Un hombre vertical chiamato Gigi Riva
(di Massimiliano Morelli) – Chi ha ammirato Gigi Riva non metterà mai in contrapposizione “Rombo di tuono” con gli altri. Perché lui, Riva Luigi da Leggiuno, classe 1944, era il bomber, punto e basta. Unico, inimitabile e inarrivabile, capace di vincere in otto stagioni vissute in serie A – si, gli annali fanno “capire” che furono un paio in più, ma tralasciano le stagioni in cui restò fermo ai box per gli interventi assassini del lusitano Americo e dell’austriaco Hof – tre volte la classifica marcatori e uno scudetto col Cagliari, unicum sardo nei novantacinque anni di storia del club isolano. Per tacere di quei trentacinque gol prodotti nelle 42 partite vissute con la maglia della nazionale, record irripetibile e media stratosferica. In Azzurro dopo di lui sono passati Boninsegna e Bettega, Paolo Rossi e Graziani, Altobelli e Schillaci, Baggio e Vialli, Totti e Del Piero, ma quel primato è stato impossibile da agguantare per chiunque.
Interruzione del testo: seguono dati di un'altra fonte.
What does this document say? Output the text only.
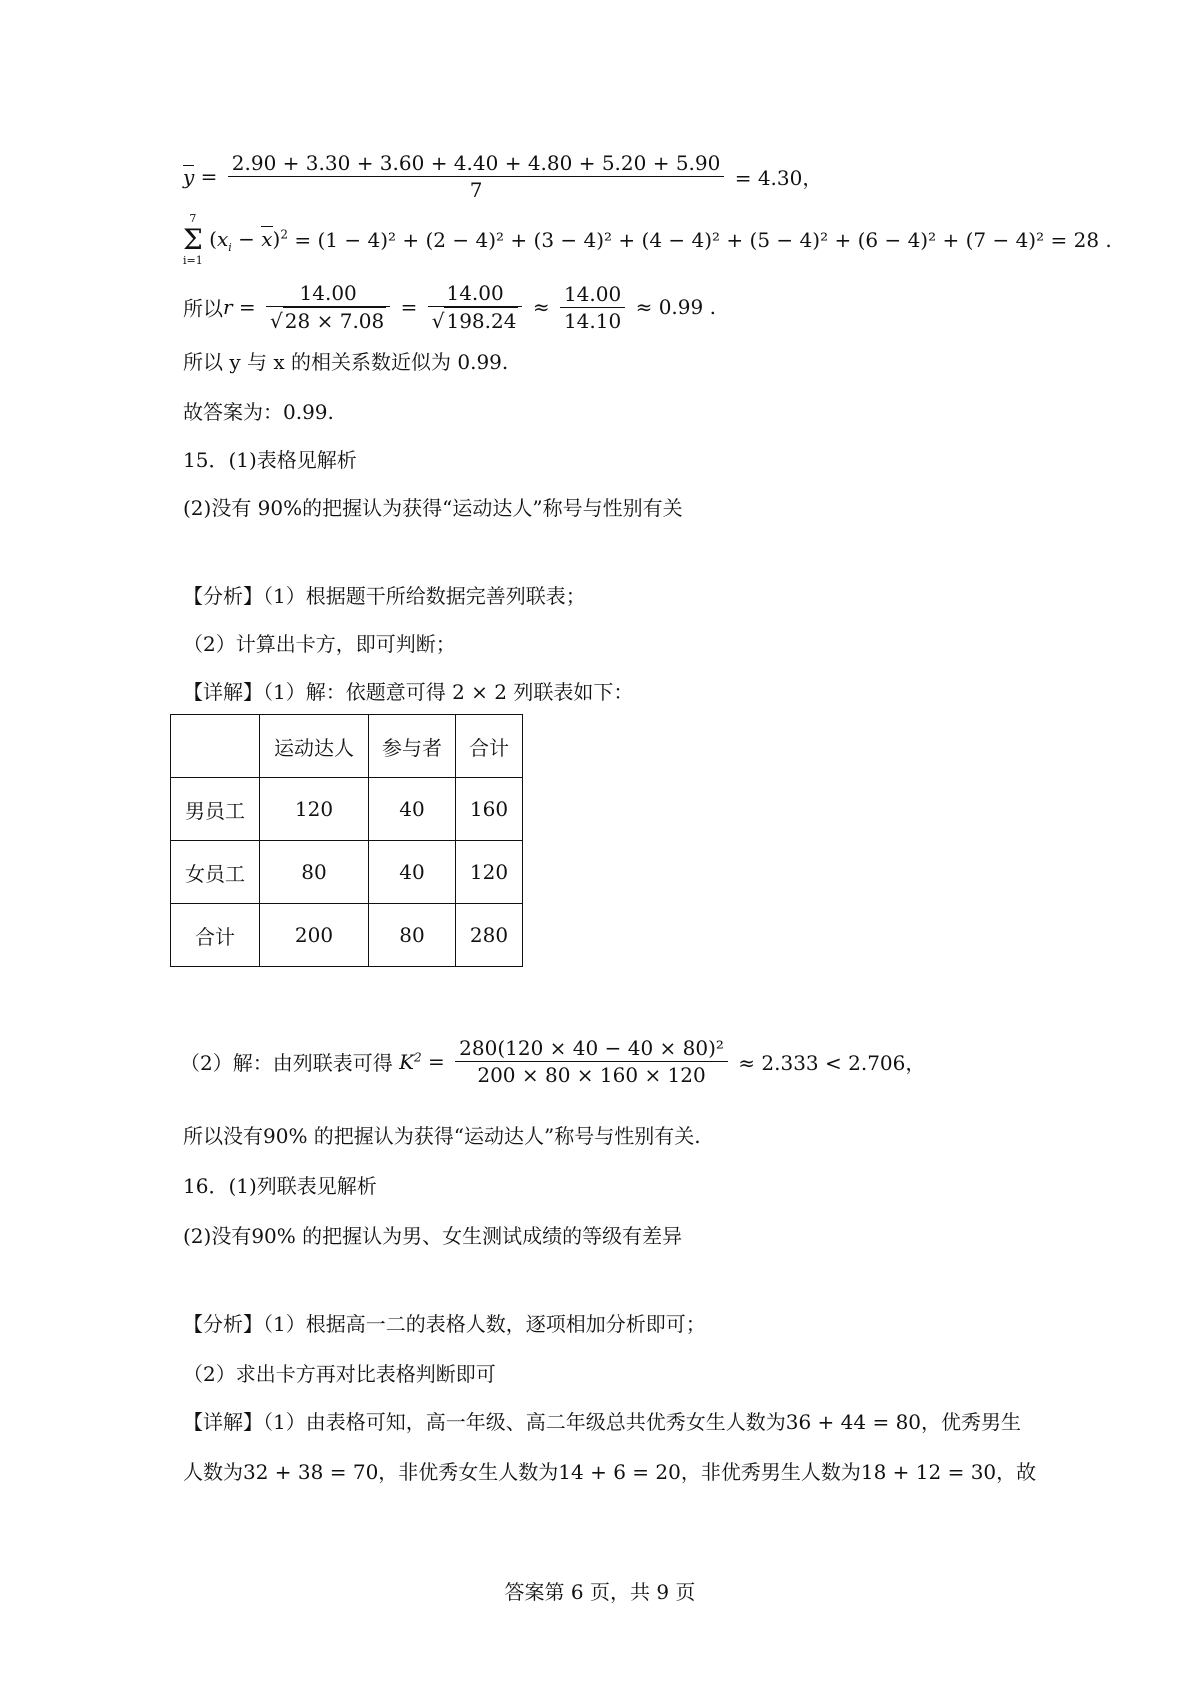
$y = \frac{2.90 + 3.30 + 3.60 + 4.40 + 4.80 + 5.20 + 5.90}{7} = 4.30$，
7
Σ
i=1
$(x_i - x)^2 = (1 - 4)^2 + (2 - 4)^2 + (3 - 4)^2 + (4 - 4)^2 + (5 - 4)^2 + (6 - 4)^2 + (7 - 4)^2 = 28$ .
所以$r = \frac{14.00}{√ 28 \times 7.08} = \frac{14.00}{√ 198.24} \approx \frac{14.00}{14.10} \approx 0.99$ .
所以 y 与 x 的相关系数近似为 0.99.
故答案为：0.99.
15．(1)表格见解析
(2)没有 90%的把握认为获得“运动达人”称号与性别有关
【分析】（1）根据题干所给数据完善列联表；
（2）计算出卡方，即可判断；
【详解】（1）解：依题意可得 2 × 2 列联表如下：
	运动达人	参与者	合计
男员工	120	40	160
女员工	80	40	120
合计	200	80	280
（2）解：由列联表可得 $K^2 = \frac{\text{280(120 × 40 − 40 × 80)²}}{200 \times 80 \times 160 \times 120} \approx 2.333 < 2.706$，
所以没有90% 的把握认为获得“运动达人”称号与性别有关.
16．(1)列联表见解析
(2)没有90% 的把握认为男、女生测试成绩的等级有差异
【分析】（1）根据高一二的表格人数，逐项相加分析即可；
（2）求出卡方再对比表格判断即可
【详解】（1）由表格可知，高一年级、高二年级总共优秀女生人数为36 + 44 = 80，优秀男生
人数为32 + 38 = 70，非优秀女生人数为14 + 6 = 20，非优秀男生人数为18 + 12 = 30，故
答案第 6 页，共 9 页
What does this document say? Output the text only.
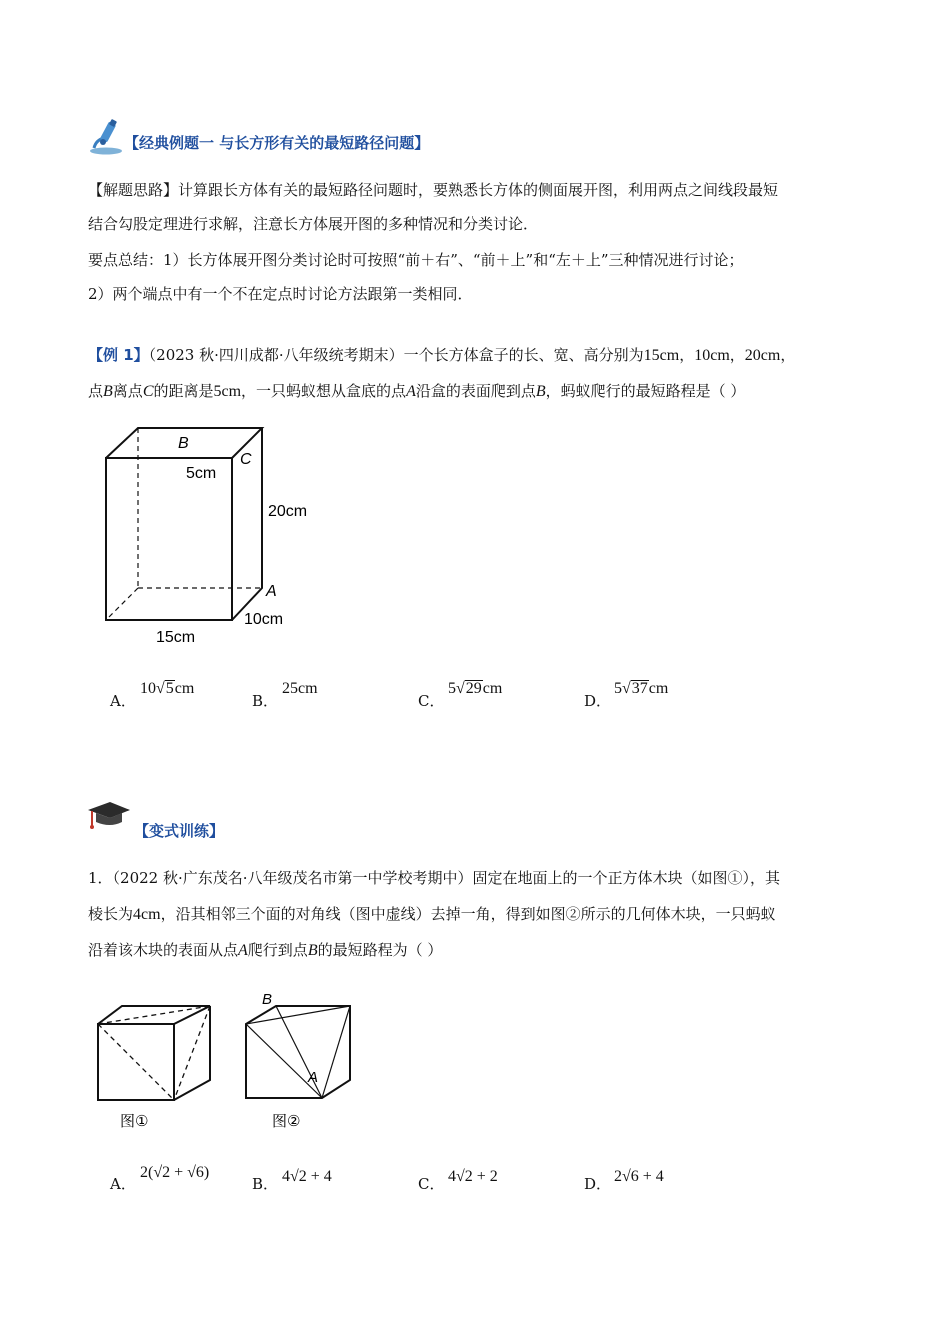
【经典例题一 与长方形有关的最短路径问题】
【解题思路】计算跟长方体有关的最短路径问题时，要熟悉长方体的侧面展开图，利用两点之间线段最短
结合勾股定理进行求解，注意长方体展开图的多种情况和分类讨论．
要点总结：1）长方体展开图分类讨论时可按照“前＋右”、“前＋上”和“左＋上”三种情况进行讨论；
2）两个端点中有一个不在定点时讨论方法跟第一类相同．
【例 1】（2023 秋·四川成都·八年级统考期末）一个长方体盒子的长、宽、高分别为15cm，10cm，20cm，
点B离点C的距离是5cm，一只蚂蚁想从盒底的点A沿盒的表面爬到点B，蚂蚁爬行的最短路程是（ ）
B
C
5cm
20cm
A
10cm
15cm
A．
10√5cm
B．
25cm
C．
5√29cm
D．
5√37cm
【变式训练】
1．（2022 秋·广东茂名·八年级茂名市第一中学校考期中）固定在地面上的一个正方体木块（如图①），其
棱长为4cm，沿其相邻三个面的对角线（图中虚线）去掉一角，得到如图②所示的几何体木块，一只蚂蚁
沿着该木块的表面从点A爬行到点B的最短路程为（ ）
图①
B
A
图②
A．
2(√2 + √6)
B． 4√2 + 4	C． 4√2 + 2	D． 2√6 + 4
E se solo non avesse perso quei due anni di calcio giocato per aver onorato proprio la maglia dell’Italia, offrendo due volte le gambe, oltre a incrementare i successi della nazionale, avrebbe costretto i falegnami del Cagliari calcio ad ampliare la bacheca del club, perché già l’anno dopo lo scudetto i rossoblu stavano volando ancora in testa alla classifica con lui, e senza di lui per sei lunghi mesi scivolarono fino al settimo posto. Strano il calcio, nel ’70/’71 il Cagliari vinse in casa dell’Inter (1-3) tre giorni prima che al Prater di Vienna uno stopper senza scrupoli lo azzoppò a trenta metri dalla porta. Tramortita a San Siro l’Inter, campione d’Italia l’Inter, roba da andare ai pazzi per quel secondo scudetto che avrebbe dovuto incastonarsi nella gestione-Scopigno. Senza Riva, che oggi compie 71 anni, era un altro Cagliari. Maledetta sorte per il centravanti più forte del dopoguerra e per il quale la Juventus avrebbe speso due miliardi e sei giocatori a scelta. Ma “Giggirriva”, senza orecchini, piercing e tatuaggi sul corpo, non tradì il suo popolo. Perché l’“hombre vertical” è uomo di parola.